Soluble fiber has the following characteristics:
Mixes with water and creates a "gel" that helps you feel fuller, softens your stools and gives them bulk (soluble fiber is a great thing to eat when you have diarrhea!)
May help lower cholesterol and keep blood sugars from spiking because eating soluble fiber helps slow down digestion, therefore slowing the breakdown of sugar
Helps in the prevention of constipation
Soluble fiber is found in: oats, oatbran, beans, peas, barley, berries, soybeans, bananas, citrus fruits, carrots, apples, and psyllium husk (think laxatives like Metamucil)
Insoluble fiber has the following characteristics:
Speeds up the movement of food in the digestive tract
Helps prevent constipation
Acts like a "scrub brush" to help clean out your bowels
Insoluble fiber is found in: whole grains, vegetables, wheat bran, brown rice, nuts, legumes, and the skins of fruits and vegetables, so keep those peels on!!
Here are some easy ways for you to incorporate fiber into your meals to help keep you fuller longer, and take the pressure off your budget, as we'll be making fiber swaps for more expensive items like meat.
Breakfast
Start your morning off with oatmeal. Better yet, add some fruit, like a banana or berries to it, and/or a small handful of nuts for some extra crunch.
Making eggs?

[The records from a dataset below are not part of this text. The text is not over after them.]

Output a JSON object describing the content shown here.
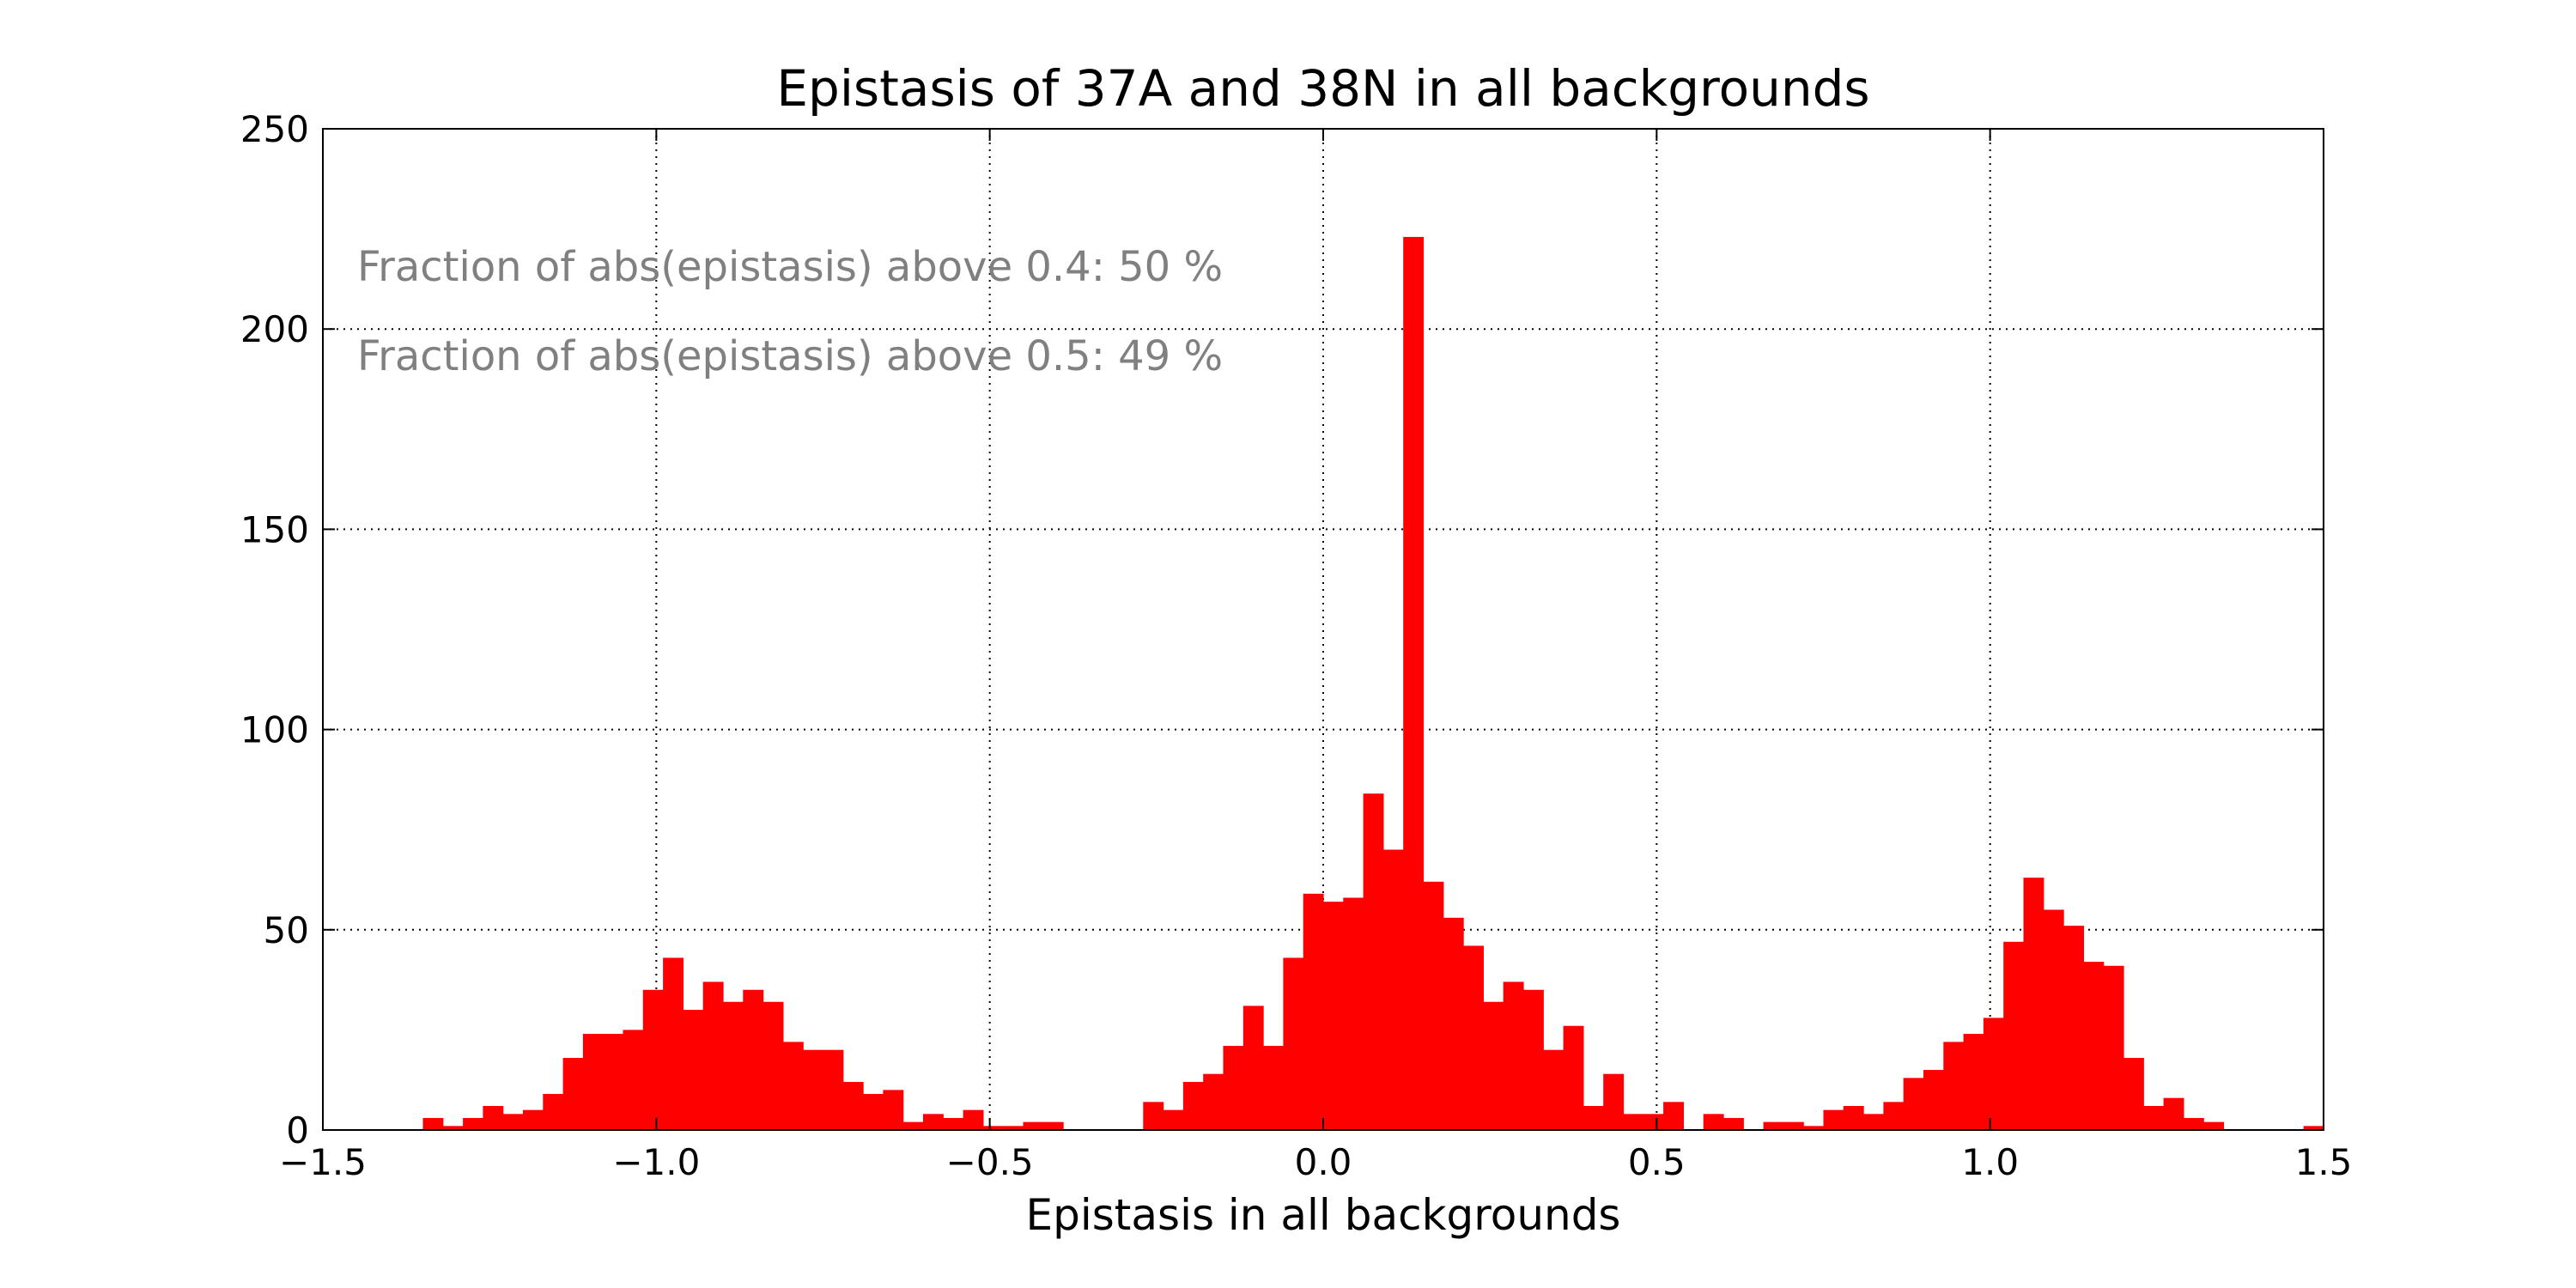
{
  "chart_data": {
    "type": "bar",
    "title": "Epistasis of 37A and 38N in all backgrounds",
    "xlabel": "Epistasis in all backgrounds",
    "ylabel": "",
    "xlim": [
      -1.5,
      1.5
    ],
    "ylim": [
      0,
      250
    ],
    "xticks": [
      -1.5,
      -1.0,
      -0.5,
      0.0,
      0.5,
      1.0,
      1.5
    ],
    "xtick_labels": [
      "−1.5",
      "−1.0",
      "−0.5",
      "0.0",
      "0.5",
      "1.0",
      "1.5"
    ],
    "yticks": [
      0,
      50,
      100,
      150,
      200,
      250
    ],
    "ytick_labels": [
      "0",
      "50",
      "100",
      "150",
      "200",
      "250"
    ],
    "grid": true,
    "bar_color": "#ff0000",
    "annotation_color": "#808080",
    "annotations": [
      "Fraction of abs(epistasis) above 0.4: 50 %",
      "Fraction of abs(epistasis) above 0.5: 49 %"
    ],
    "bin_start": -1.5,
    "bin_width": 0.03,
    "values": [
      0,
      0,
      0,
      0,
      0,
      3,
      1,
      3,
      6,
      4,
      5,
      9,
      18,
      24,
      24,
      25,
      35,
      43,
      30,
      37,
      32,
      35,
      32,
      22,
      20,
      20,
      12,
      9,
      10,
      2,
      4,
      3,
      5,
      1,
      1,
      2,
      2,
      0,
      0,
      0,
      0,
      7,
      5,
      12,
      14,
      21,
      31,
      21,
      43,
      59,
      57,
      58,
      84,
      70,
      223,
      62,
      53,
      46,
      32,
      37,
      35,
      20,
      26,
      6,
      14,
      4,
      4,
      7,
      0,
      4,
      3,
      0,
      2,
      2,
      1,
      5,
      6,
      4,
      7,
      13,
      15,
      22,
      24,
      28,
      47,
      63,
      55,
      51,
      42,
      41,
      18,
      6,
      8,
      3,
      2,
      0,
      0,
      0,
      0,
      1
    ]
  }
}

Add some black beans and salsa to your scramble and eat with whole wheat toast or corn (or whole wheat) tortilla.
Bulk up your morning yogurt and make it a parfait with the addition of fruit and nuts.
Read your labels and choose a healthy whole grain cereal--don't forget to add some fruit to your bowl. To guarantee you are eating a full serving of whole grains, make sure your labels for bread, cereal, and pastas are marked "100% whole wheat." If you only see the word "wheat" on the label, there is no guarantee what part or how much of the wheat grain has been used and how much other filler or enriched flour has been added. Look for the term "whole wheat flour" in the ingredients. "Wheat flour" is not representative of whole grains.
Lunch
Try and "eat the rainbow" for this meal as you add various fruits and veg of all colors. Make this tip doable by planning out a little food prep to your week and cut up tomatoes, cucumbers, peppers, onions, etc. Bundle and store these in tupperware containers in the fridge to grab and place in your lunch box. Add to your sandwich right before eating so your bread doesn't get soggy.
Pack additional fruit and veg and cut back on chips and other, more expensive processed foods.
This is a great meal to pull out some hummus and carrot sticks and get chompin'!
Consider adding a can of rinsed chickpeas or black beans to your salad for some extra flavor and protein.
Make sure you read your labels and choose a 100% whole wheat sandwich bread.
Need to end on something sweet? Dried fruits are delightful! Prunes, dried figs, dates, dried apricots, etc. Just remember these are higher in sugar than their undried counterparts, so eat sparingly if you are counting calories.
Dinner
Reduce your red meat by half (or by all) when you add a can of black beans to the following meals: tacos, cheeseburger mac, or nachos. Add some red beans, carrots, celery, and shrooms to your sloppy joes. What other meals can you make meatless and filling simply by adding more fiber?
Instead of using white rice or refined pastas, experiment with quinoa, brown rice, and other whole grains until you find what you like.
Add more veggies to your plate! Start with sides such as: steamed broccoli, cauliflower, carrots, baked sweet potatoes, side-salads bursting with flavor and color, roasted veg, etc. Just like you did to your sandwich and salad at lunchtime, look for ways to sneak in vegetables in whatever you are making. Many times you won't even taste the extra fiber you've added! Add some extra tomatoes and carrots to spaghetti sauce, throw in a couple of handfuls of spinach to soups and salads, omit the meat entirely from your fajitas when you increase your onions, peppers, and add mushrooms.
Track down some lentil recipes for some filling winter soups.
Remember to keep those skins and peels on as much as possible to reap all the benefits fiber has to offer!
Snacks
Air-popped popcorn
Hummus and vegetables
Dried fruits and nuts
Fruit
Whole grain crackers and muffins are options here, too, but eat sparingly if you are counting calories, as they may contain additional sugar and carbs you might be trying to avoid. Keep a sharp eye on labeling and the ingredients list to determine if they truly are 100% whole grains.